4. Heat a wok, add the oil and swirl over the surface. Add the garlic and stir fry until light golden. Add the meat and stir-fry until shrimp is pink. If using chicken or pork stir-fry until pink disappears. Add the noodles and toss lightly to coat with oil and the distribute meat and garlic (I often do this in a larger pot since things tend to come out of the wok).

5. Add the liquid from step 3 and bring it to a boil rapidly, gently folding the noodles without breaking them. Reduce heat to medium and boil the mixture, folding frequently until the noodles have absorbed the liquid (I find a pasta server works great for this step).

6. Lift the noodles gently from one side of the wok. Pour a little oil along the side of the wok, then break the egg ad slip it into the oil. Break the yolk and cover the egg with the noodles immediately. Repeat this on the opposite side with the other egg. Allow eggs to cook undisturbed, over moderate heat until they are set and almost dry. Additional oil may by added if the eggs or the noodles begin to stick to the wok.

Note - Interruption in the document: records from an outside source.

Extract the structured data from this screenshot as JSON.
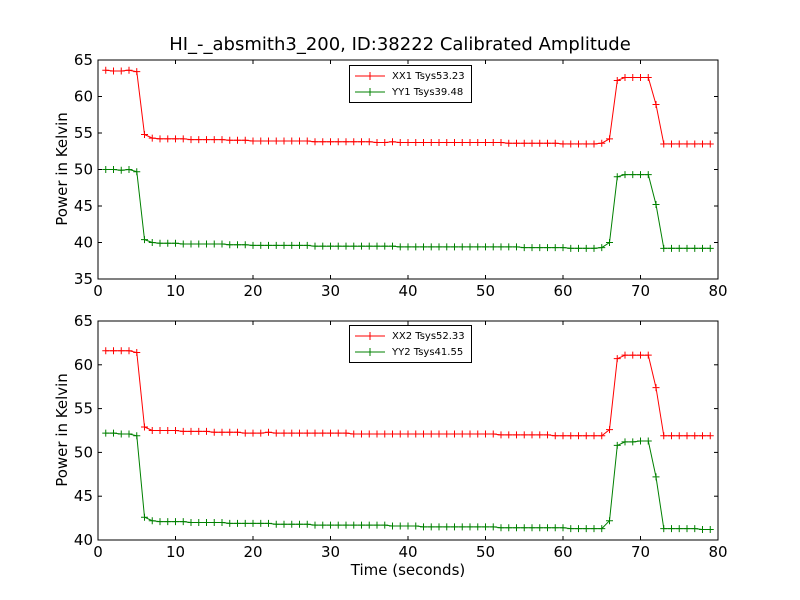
{
  "chart_data": [
    {
      "type": "line",
      "title": "HI_-_absmith3_200, ID:38222 Calibrated Amplitude",
      "xlabel": "",
      "ylabel": "Power in Kelvin",
      "xlim": [
        0,
        80
      ],
      "ylim": [
        35,
        65
      ],
      "x_ticks": [
        0,
        10,
        20,
        30,
        40,
        50,
        60,
        70,
        80
      ],
      "y_ticks": [
        35,
        40,
        45,
        50,
        55,
        60,
        65
      ],
      "grid": false,
      "legend_position": "top-center",
      "x": [
        1,
        2,
        3,
        4,
        5,
        6,
        7,
        8,
        9,
        10,
        11,
        12,
        13,
        14,
        15,
        16,
        17,
        18,
        19,
        20,
        21,
        22,
        23,
        24,
        25,
        26,
        27,
        28,
        29,
        30,
        31,
        32,
        33,
        34,
        35,
        36,
        37,
        38,
        39,
        40,
        41,
        42,
        43,
        44,
        45,
        46,
        47,
        48,
        49,
        50,
        51,
        52,
        53,
        54,
        55,
        56,
        57,
        58,
        59,
        60,
        61,
        62,
        63,
        64,
        65,
        66,
        67,
        68,
        69,
        70,
        71,
        72,
        73,
        74,
        75,
        76,
        77,
        78,
        79
      ],
      "series": [
        {
          "name": "XX1 Tsys53.23",
          "color": "#ff0000",
          "values": [
            63.6,
            63.5,
            63.5,
            63.6,
            63.4,
            54.8,
            54.3,
            54.2,
            54.2,
            54.2,
            54.2,
            54.1,
            54.1,
            54.1,
            54.1,
            54.1,
            54.0,
            54.0,
            54.0,
            53.9,
            53.9,
            53.9,
            53.9,
            53.9,
            53.9,
            53.9,
            53.9,
            53.8,
            53.8,
            53.8,
            53.8,
            53.8,
            53.8,
            53.8,
            53.8,
            53.7,
            53.7,
            53.8,
            53.7,
            53.7,
            53.7,
            53.7,
            53.7,
            53.7,
            53.7,
            53.7,
            53.7,
            53.7,
            53.7,
            53.7,
            53.7,
            53.7,
            53.6,
            53.6,
            53.6,
            53.6,
            53.6,
            53.6,
            53.6,
            53.5,
            53.5,
            53.5,
            53.5,
            53.5,
            53.6,
            54.2,
            62.2,
            62.6,
            62.6,
            62.6,
            62.6,
            58.9,
            53.5,
            53.5,
            53.5,
            53.5,
            53.5,
            53.5,
            53.5
          ]
        },
        {
          "name": "YY1 Tsys39.48",
          "color": "#008000",
          "values": [
            50.0,
            50.0,
            49.9,
            50.0,
            49.7,
            40.4,
            40.0,
            39.9,
            39.9,
            39.9,
            39.8,
            39.8,
            39.8,
            39.8,
            39.8,
            39.8,
            39.7,
            39.7,
            39.7,
            39.6,
            39.6,
            39.6,
            39.6,
            39.6,
            39.6,
            39.6,
            39.6,
            39.5,
            39.5,
            39.5,
            39.5,
            39.5,
            39.5,
            39.5,
            39.5,
            39.5,
            39.5,
            39.5,
            39.4,
            39.4,
            39.4,
            39.4,
            39.4,
            39.4,
            39.4,
            39.4,
            39.4,
            39.4,
            39.4,
            39.4,
            39.4,
            39.4,
            39.4,
            39.4,
            39.3,
            39.3,
            39.3,
            39.3,
            39.3,
            39.3,
            39.2,
            39.2,
            39.2,
            39.2,
            39.3,
            40.0,
            49.0,
            49.3,
            49.3,
            49.3,
            49.3,
            45.2,
            39.2,
            39.2,
            39.2,
            39.2,
            39.2,
            39.2,
            39.2
          ]
        }
      ]
    },
    {
      "type": "line",
      "title": "",
      "xlabel": "Time (seconds)",
      "ylabel": "Power in Kelvin",
      "xlim": [
        0,
        80
      ],
      "ylim": [
        40,
        65
      ],
      "x_ticks": [
        0,
        10,
        20,
        30,
        40,
        50,
        60,
        70,
        80
      ],
      "y_ticks": [
        40,
        45,
        50,
        55,
        60,
        65
      ],
      "grid": false,
      "legend_position": "top-center",
      "x": [
        1,
        2,
        3,
        4,
        5,
        6,
        7,
        8,
        9,
        10,
        11,
        12,
        13,
        14,
        15,
        16,
        17,
        18,
        19,
        20,
        21,
        22,
        23,
        24,
        25,
        26,
        27,
        28,
        29,
        30,
        31,
        32,
        33,
        34,
        35,
        36,
        37,
        38,
        39,
        40,
        41,
        42,
        43,
        44,
        45,
        46,
        47,
        48,
        49,
        50,
        51,
        52,
        53,
        54,
        55,
        56,
        57,
        58,
        59,
        60,
        61,
        62,
        63,
        64,
        65,
        66,
        67,
        68,
        69,
        70,
        71,
        72,
        73,
        74,
        75,
        76,
        77,
        78,
        79
      ],
      "series": [
        {
          "name": "XX2 Tsys52.33",
          "color": "#ff0000",
          "values": [
            61.6,
            61.6,
            61.6,
            61.6,
            61.4,
            52.9,
            52.5,
            52.5,
            52.5,
            52.5,
            52.4,
            52.4,
            52.4,
            52.4,
            52.3,
            52.3,
            52.3,
            52.3,
            52.2,
            52.2,
            52.2,
            52.3,
            52.2,
            52.2,
            52.2,
            52.2,
            52.2,
            52.2,
            52.2,
            52.2,
            52.2,
            52.2,
            52.1,
            52.1,
            52.1,
            52.1,
            52.1,
            52.1,
            52.1,
            52.1,
            52.1,
            52.1,
            52.1,
            52.1,
            52.1,
            52.1,
            52.1,
            52.1,
            52.1,
            52.1,
            52.1,
            52.0,
            52.0,
            52.0,
            52.0,
            52.0,
            52.0,
            52.0,
            51.9,
            51.9,
            51.9,
            51.9,
            51.9,
            51.9,
            51.9,
            52.6,
            60.7,
            61.1,
            61.1,
            61.1,
            61.1,
            57.4,
            51.9,
            51.9,
            51.9,
            51.9,
            51.9,
            51.9,
            51.9
          ]
        },
        {
          "name": "YY2 Tsys41.55",
          "color": "#008000",
          "values": [
            52.2,
            52.2,
            52.1,
            52.1,
            51.9,
            42.6,
            42.2,
            42.1,
            42.1,
            42.1,
            42.1,
            42.0,
            42.0,
            42.0,
            42.0,
            42.0,
            41.9,
            41.9,
            41.9,
            41.9,
            41.9,
            41.9,
            41.8,
            41.8,
            41.8,
            41.8,
            41.8,
            41.7,
            41.7,
            41.7,
            41.7,
            41.7,
            41.7,
            41.7,
            41.7,
            41.7,
            41.7,
            41.6,
            41.6,
            41.6,
            41.6,
            41.5,
            41.5,
            41.5,
            41.5,
            41.5,
            41.5,
            41.5,
            41.5,
            41.5,
            41.5,
            41.4,
            41.4,
            41.4,
            41.4,
            41.4,
            41.4,
            41.4,
            41.4,
            41.4,
            41.3,
            41.3,
            41.3,
            41.3,
            41.3,
            42.2,
            50.8,
            51.2,
            51.2,
            51.3,
            51.3,
            47.2,
            41.3,
            41.3,
            41.3,
            41.3,
            41.3,
            41.2,
            41.2
          ]
        }
      ]
    }
  ]
}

7. When the eggs are set and almost dry, fold them gently but rapidly into the noodles. Try not to break the noodles, which will be soft and fragile at this point. An effective way is to insert the scoop under the eggs, lift it through, and fold the mixture over. Continue the lifting and folding motion until the eggs are broken up and well distributed.

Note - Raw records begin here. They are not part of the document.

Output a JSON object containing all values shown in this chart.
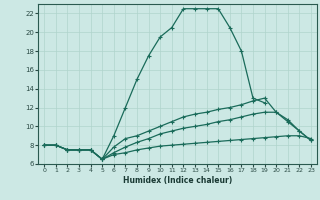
{
  "xlabel": "Humidex (Indice chaleur)",
  "bg_color": "#cce8e4",
  "grid_color": "#b0d4cc",
  "line_color": "#1a6b5a",
  "xlim": [
    -0.5,
    23.5
  ],
  "ylim": [
    6,
    23
  ],
  "xticks": [
    0,
    1,
    2,
    3,
    4,
    5,
    6,
    7,
    8,
    9,
    10,
    11,
    12,
    13,
    14,
    15,
    16,
    17,
    18,
    19,
    20,
    21,
    22,
    23
  ],
  "yticks": [
    6,
    8,
    10,
    12,
    14,
    16,
    18,
    20,
    22
  ],
  "line1_x": [
    0,
    1,
    2,
    3,
    4,
    5,
    6,
    7,
    8,
    9,
    10,
    11,
    12,
    13,
    14,
    15,
    16,
    17,
    18,
    19
  ],
  "line1_y": [
    8.0,
    8.0,
    7.5,
    7.5,
    7.5,
    6.5,
    9.0,
    12.0,
    15.0,
    17.5,
    19.5,
    20.5,
    22.5,
    22.5,
    22.5,
    22.5,
    20.5,
    18.0,
    13.0,
    12.5
  ],
  "line2_x": [
    0,
    1,
    2,
    3,
    4,
    5,
    6,
    7,
    8,
    9,
    10,
    11,
    12,
    13,
    14,
    15,
    16,
    17,
    18,
    19,
    20,
    21,
    22,
    23
  ],
  "line2_y": [
    8.0,
    8.0,
    7.5,
    7.5,
    7.5,
    6.5,
    7.0,
    7.2,
    7.5,
    7.7,
    7.9,
    8.0,
    8.1,
    8.2,
    8.3,
    8.4,
    8.5,
    8.6,
    8.7,
    8.8,
    8.9,
    9.0,
    9.0,
    8.7
  ],
  "line3_x": [
    0,
    1,
    2,
    3,
    4,
    5,
    6,
    7,
    8,
    9,
    10,
    11,
    12,
    13,
    14,
    15,
    16,
    17,
    18,
    19,
    20,
    21,
    22,
    23
  ],
  "line3_y": [
    8.0,
    8.0,
    7.5,
    7.5,
    7.5,
    6.5,
    7.2,
    7.8,
    8.3,
    8.7,
    9.2,
    9.5,
    9.8,
    10.0,
    10.2,
    10.5,
    10.7,
    11.0,
    11.3,
    11.5,
    11.5,
    10.7,
    9.5,
    8.5
  ],
  "line4_x": [
    0,
    1,
    2,
    3,
    4,
    5,
    6,
    7,
    8,
    9,
    10,
    11,
    12,
    13,
    14,
    15,
    16,
    17,
    18,
    19,
    20,
    21,
    22,
    23
  ],
  "line4_y": [
    8.0,
    8.0,
    7.5,
    7.5,
    7.5,
    6.5,
    7.8,
    8.7,
    9.0,
    9.5,
    10.0,
    10.5,
    11.0,
    11.3,
    11.5,
    11.8,
    12.0,
    12.3,
    12.7,
    13.0,
    11.5,
    10.5,
    9.5,
    8.5
  ]
}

8. Add the green onions (and bean sprouts if you prefer them mixed in) and toss the entire mixture quickly and gently, stll avoiding breaking the noodles. Cook for about 2 minutes or until onions are tender.

9. Take a large platter spread with bean sprouts (if you left them out above). Spread Pad Thai from wok over top. Sprinkle ground chilies (see note) and ground peanuts over the top and squeeze lime over the top. Or serve toppings separately for each diner to add according to taste.

Variation: Omit shrimp pork and or chicken and ignore instructions for them. Substitute 1/4-pound tofu and 1/4 pound dried shrimp. Put the tofu on a triple layer of paper towels, cover it with another layer of triple towels, put a plate on top of that and a 2-pound can on the plate. Let stand for 20-30 minutes to press out the excess water. Put the dried shrimp in a sieve, rinse them quickly under hot running water and set them aside to drain. After tofu has been pressed, slice into 1/4-inch cubes. Add the tofu and shrimp in step 5 of the instructions.

Note on chilies: Buy whole dried chiles and grind since pre-ground often lack the "bite" of whole ones. Thai chilies may be used (_VERY_ hot), or milder American chiles may be used. The Thai chilies are know as Prig hang. They may also be found in Mexican food sections under the name "Chiles Arbol". Use sparing if you aren't used to them they are quite potent.